How are you feeling after the first two weeks of the new school year? Feeling accomplished? Pumped? Exhausted? Frustrated?
A former student switched to another school after the summer break. When I enquired about her new school life, what she described is awe-inspiring. I couldn’t believe that such a great school still exists in HK, when so many of them have lost sight of the purpose of education.
The 2 things that have impressed her, a newcomer, the most are: (a) the school’s commitment to quality teaching and learning; and (b) the strong caring ethos between teachers, between teachers and students, and between students.
Aren’t these the raison d’etre of schools?
When I asked her how the school had built up that culture, it didn’t take more than one second for my former student to declare: Superb leadership.
When the principal talks with the teachers, it’s always about teaching and learning, not blaming or grumbling. The principal often shares her teaching ideas with the teachers, and would even spend time doing co-lesson planning with the teachers! The school doesn’t artificially follow a higher-level coursebook, or force a higher-level curriculum on the students; but the students learn well.
I asked her about homework and exams, because some schools would boost up superficial academic achievement in the form of high exam scores through tons of homework and assessments. But this principal refuses to turn students into exam-taking machines. She even asked the teachers not to give students too much homework. The principal said that she would bear all the responsibilities if anything went wrong.

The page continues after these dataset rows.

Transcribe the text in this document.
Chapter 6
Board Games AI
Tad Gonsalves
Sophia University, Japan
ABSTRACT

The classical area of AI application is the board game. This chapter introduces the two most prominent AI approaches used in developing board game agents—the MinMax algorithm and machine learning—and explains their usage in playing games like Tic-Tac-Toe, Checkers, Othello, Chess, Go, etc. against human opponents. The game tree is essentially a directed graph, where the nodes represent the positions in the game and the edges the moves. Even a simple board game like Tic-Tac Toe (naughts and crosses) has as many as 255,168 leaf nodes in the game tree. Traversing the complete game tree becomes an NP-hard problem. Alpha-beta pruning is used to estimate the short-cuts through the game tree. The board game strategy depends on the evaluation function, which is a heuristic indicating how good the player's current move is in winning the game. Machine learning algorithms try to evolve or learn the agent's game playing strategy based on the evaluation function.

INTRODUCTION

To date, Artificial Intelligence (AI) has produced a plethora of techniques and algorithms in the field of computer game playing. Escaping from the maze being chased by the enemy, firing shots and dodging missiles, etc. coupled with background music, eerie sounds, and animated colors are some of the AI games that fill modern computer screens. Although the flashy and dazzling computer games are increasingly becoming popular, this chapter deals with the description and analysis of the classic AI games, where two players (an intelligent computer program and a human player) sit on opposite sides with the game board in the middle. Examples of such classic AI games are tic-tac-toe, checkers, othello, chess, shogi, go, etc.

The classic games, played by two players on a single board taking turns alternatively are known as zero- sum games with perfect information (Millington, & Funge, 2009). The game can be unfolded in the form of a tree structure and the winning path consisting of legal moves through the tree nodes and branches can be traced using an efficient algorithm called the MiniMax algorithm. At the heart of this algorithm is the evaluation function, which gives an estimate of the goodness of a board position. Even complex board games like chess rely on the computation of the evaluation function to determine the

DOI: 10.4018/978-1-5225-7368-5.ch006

So, is my former student enjoying her new school? Her answer reminds us of the importance of caring in the workplace, if staff are to throw all their heart and mind into their work. My former student said:
“I feel so warm here. Even though as a newcomer, I may forget to hand in this or that from time to time, I need not worry about being blamed. Today, I didn’t realise I had a duty in a classroom and was called upon to report to that duty by the assistant principal. But he didn’t reprimand me; he just used a reminding tone. If he had, I would have felt terrible about myself.
I lost my voice for a few days. Everyone I met in the school wished me quick recovery. Some students came up to me and showed their concern for me. In fact, I can see that the students in the school like their teachers a lot.
Yesterday was the Teacher’s Day. Every teacher received an ice cream coupon, a Starbucks card, a Chinese herb tea coupon, and flowers! Everyone was so excited. The students wrote about that in their journal, too. They were happy for us!”
Which reminds me that I had almost totally forgotten the Teacher’s Day, because so few people had cared about it.
So I said to my former student that her school is like a paradise for teachers and students, to which she duly agreed. And again, she attributed it to superior management and leadership. She elaborated:
“The school management is so humble to listen to advice. My friend told me that the school is getting better and better because the principal really listens to advice and suggestions.
She always talks to us. She sits with us during Staff Development Day like a colleague. During the induction programme for the new teachers, she told us not to take teaching as a job. She said if we wanted to make money, we should go into business.
Paul, this is exactly my belief, too.”
And this is what LEADERSHIP is all about.